O curta-metragem alagoano “cartas a tia marcelina” foi aclamado na mostra ecofalante de cinema, onde conquistou o prêmio máximo na categoria exclusivamente dedicada a produções estudantis. Essa obra, sob a direção de João Igor Macena, um estudante da Universidade Federal de Alagoas (Ufal), não só recebeu o renomado troféu Ecofalante, mas também um prêmio em dinheiro que reconhece a importância do cinema independente e regional. O festival, realizado recentemente em são paulo, destacou um total de 125 filmes oriundos de 33 países, reforçando a relevância de vozes autênticas e histórias significativas no cenário cinematográfico contemporâneo.
Em uma entrevista à Gazeta de Alagoas, Macena expressou que esse reconhecimento vai além de uma vitória pessoal. Ele vê essa conquista como uma oportunidade de “potencializar nossa história, nossa luta e nossa voz”, sublinhando a importância do cinema como meio de expressão e resistência cultural. O diretor explicou que a ideia para o curta surgiu durante as aulas da disciplina de Produção de Imagem e Som, lecionada pela professora Ana Flávia no curso de Teatro da Ufal. Dentre os temas debatidos na classe, a figura de tia marcelina, uma líder religiosa do candomblé e protagonista do episódio histórico conhecido como Quebra de Xangô, ocorrido em 1912, foi escolhida pelo grupo como foco de sua narrativa.
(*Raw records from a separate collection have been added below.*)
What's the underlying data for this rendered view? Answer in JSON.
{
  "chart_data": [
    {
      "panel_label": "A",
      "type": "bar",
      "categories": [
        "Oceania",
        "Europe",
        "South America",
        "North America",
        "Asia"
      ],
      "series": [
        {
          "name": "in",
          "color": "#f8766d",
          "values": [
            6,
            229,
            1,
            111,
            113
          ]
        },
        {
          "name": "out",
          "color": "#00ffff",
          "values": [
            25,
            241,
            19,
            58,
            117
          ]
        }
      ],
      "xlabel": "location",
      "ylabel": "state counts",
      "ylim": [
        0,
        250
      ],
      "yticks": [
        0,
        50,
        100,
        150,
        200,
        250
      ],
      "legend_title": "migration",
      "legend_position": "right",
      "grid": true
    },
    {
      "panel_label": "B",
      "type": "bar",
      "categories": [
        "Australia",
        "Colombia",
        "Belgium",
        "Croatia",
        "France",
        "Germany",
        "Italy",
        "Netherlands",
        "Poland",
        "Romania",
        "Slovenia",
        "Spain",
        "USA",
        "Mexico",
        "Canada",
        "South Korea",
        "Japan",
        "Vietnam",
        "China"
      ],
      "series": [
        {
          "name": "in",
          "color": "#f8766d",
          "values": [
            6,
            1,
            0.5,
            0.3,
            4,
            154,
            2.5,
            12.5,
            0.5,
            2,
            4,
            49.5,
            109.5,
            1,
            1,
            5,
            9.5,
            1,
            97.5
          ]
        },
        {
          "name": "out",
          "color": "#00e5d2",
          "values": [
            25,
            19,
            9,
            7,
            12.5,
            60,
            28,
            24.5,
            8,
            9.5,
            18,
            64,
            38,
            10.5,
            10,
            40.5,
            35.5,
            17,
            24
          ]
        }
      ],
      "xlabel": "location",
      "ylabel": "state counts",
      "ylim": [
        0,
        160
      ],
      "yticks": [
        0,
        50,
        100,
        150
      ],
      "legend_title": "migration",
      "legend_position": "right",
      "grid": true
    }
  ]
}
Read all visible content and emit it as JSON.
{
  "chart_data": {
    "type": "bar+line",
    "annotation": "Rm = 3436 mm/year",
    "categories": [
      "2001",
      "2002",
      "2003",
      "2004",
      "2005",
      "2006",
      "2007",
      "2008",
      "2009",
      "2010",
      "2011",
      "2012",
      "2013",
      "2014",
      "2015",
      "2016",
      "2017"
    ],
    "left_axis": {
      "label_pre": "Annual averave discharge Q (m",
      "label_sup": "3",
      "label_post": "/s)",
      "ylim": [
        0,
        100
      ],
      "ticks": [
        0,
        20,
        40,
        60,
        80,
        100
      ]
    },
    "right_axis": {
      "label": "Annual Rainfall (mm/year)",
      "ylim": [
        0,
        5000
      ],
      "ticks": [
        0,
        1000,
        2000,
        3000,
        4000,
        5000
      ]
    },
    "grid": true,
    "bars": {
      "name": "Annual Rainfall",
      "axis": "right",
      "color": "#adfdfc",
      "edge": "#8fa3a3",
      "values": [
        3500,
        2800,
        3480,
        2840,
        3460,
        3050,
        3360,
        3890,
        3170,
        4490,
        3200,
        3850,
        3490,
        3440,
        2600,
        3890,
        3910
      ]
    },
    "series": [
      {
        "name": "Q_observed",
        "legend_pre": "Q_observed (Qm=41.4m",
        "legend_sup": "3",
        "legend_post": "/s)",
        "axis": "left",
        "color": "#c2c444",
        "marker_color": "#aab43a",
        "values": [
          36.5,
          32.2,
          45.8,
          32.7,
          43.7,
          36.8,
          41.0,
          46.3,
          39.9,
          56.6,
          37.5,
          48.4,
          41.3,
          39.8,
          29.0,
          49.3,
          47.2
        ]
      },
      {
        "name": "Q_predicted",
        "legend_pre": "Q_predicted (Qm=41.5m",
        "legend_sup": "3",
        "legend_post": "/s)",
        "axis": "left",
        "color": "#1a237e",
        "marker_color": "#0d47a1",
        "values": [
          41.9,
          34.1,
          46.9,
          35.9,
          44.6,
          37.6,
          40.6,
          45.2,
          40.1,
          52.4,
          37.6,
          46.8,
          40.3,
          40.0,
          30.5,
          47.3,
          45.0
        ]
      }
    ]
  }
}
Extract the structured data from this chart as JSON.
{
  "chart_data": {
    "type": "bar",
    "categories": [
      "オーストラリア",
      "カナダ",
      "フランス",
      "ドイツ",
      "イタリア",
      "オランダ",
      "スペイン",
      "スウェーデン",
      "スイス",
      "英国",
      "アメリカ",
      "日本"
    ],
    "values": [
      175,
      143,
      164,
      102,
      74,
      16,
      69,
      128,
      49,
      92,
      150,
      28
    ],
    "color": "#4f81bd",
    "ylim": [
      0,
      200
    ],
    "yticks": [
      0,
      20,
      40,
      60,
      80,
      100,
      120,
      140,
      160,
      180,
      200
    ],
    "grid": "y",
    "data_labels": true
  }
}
“Era um tema complexo, mas absolutamente necessário. Nós mesmos éramos pouco familiarizados com a história dela e sentíamos a urgência de contar essa narrativa esquecida”, comentou Macena. O processo de pesquisa para a produção do curta-metragem foi rigoroso e desafiador, envolvendo visitas ao Instituto Histórico e Geográfico de Alagoas (IHGAL) e conversas com especialistas, como Anderson da Silva Almeida, que atuou no tombamento dos artefatos religiosos da “Perseverança”, que sobreviveram ao ataque do Quebra de Xangô.
“Entretanto, a maior parte dos nossos dados e informações foi coletada por meio da oralidade. Conversamos com importantes lideranças religiosas, como Pai Célio e Pai Maciel. Foi assim que conseguimos montar esse quebra-cabeça histórico e cultural”, revelou o diretor. O filme não só narra eventos do passado, mas também estabelece ligações entre esses acontecimentos históricos e realidades contemporâneas, ressaltando paralelos entre o Quebra de Xangô e casos recentes de violência direcionada a comunidades de terreiro, como a desapropriação da comunidade Araguaia, que ocorreu em Mato Grosso e Tocantins em 2015.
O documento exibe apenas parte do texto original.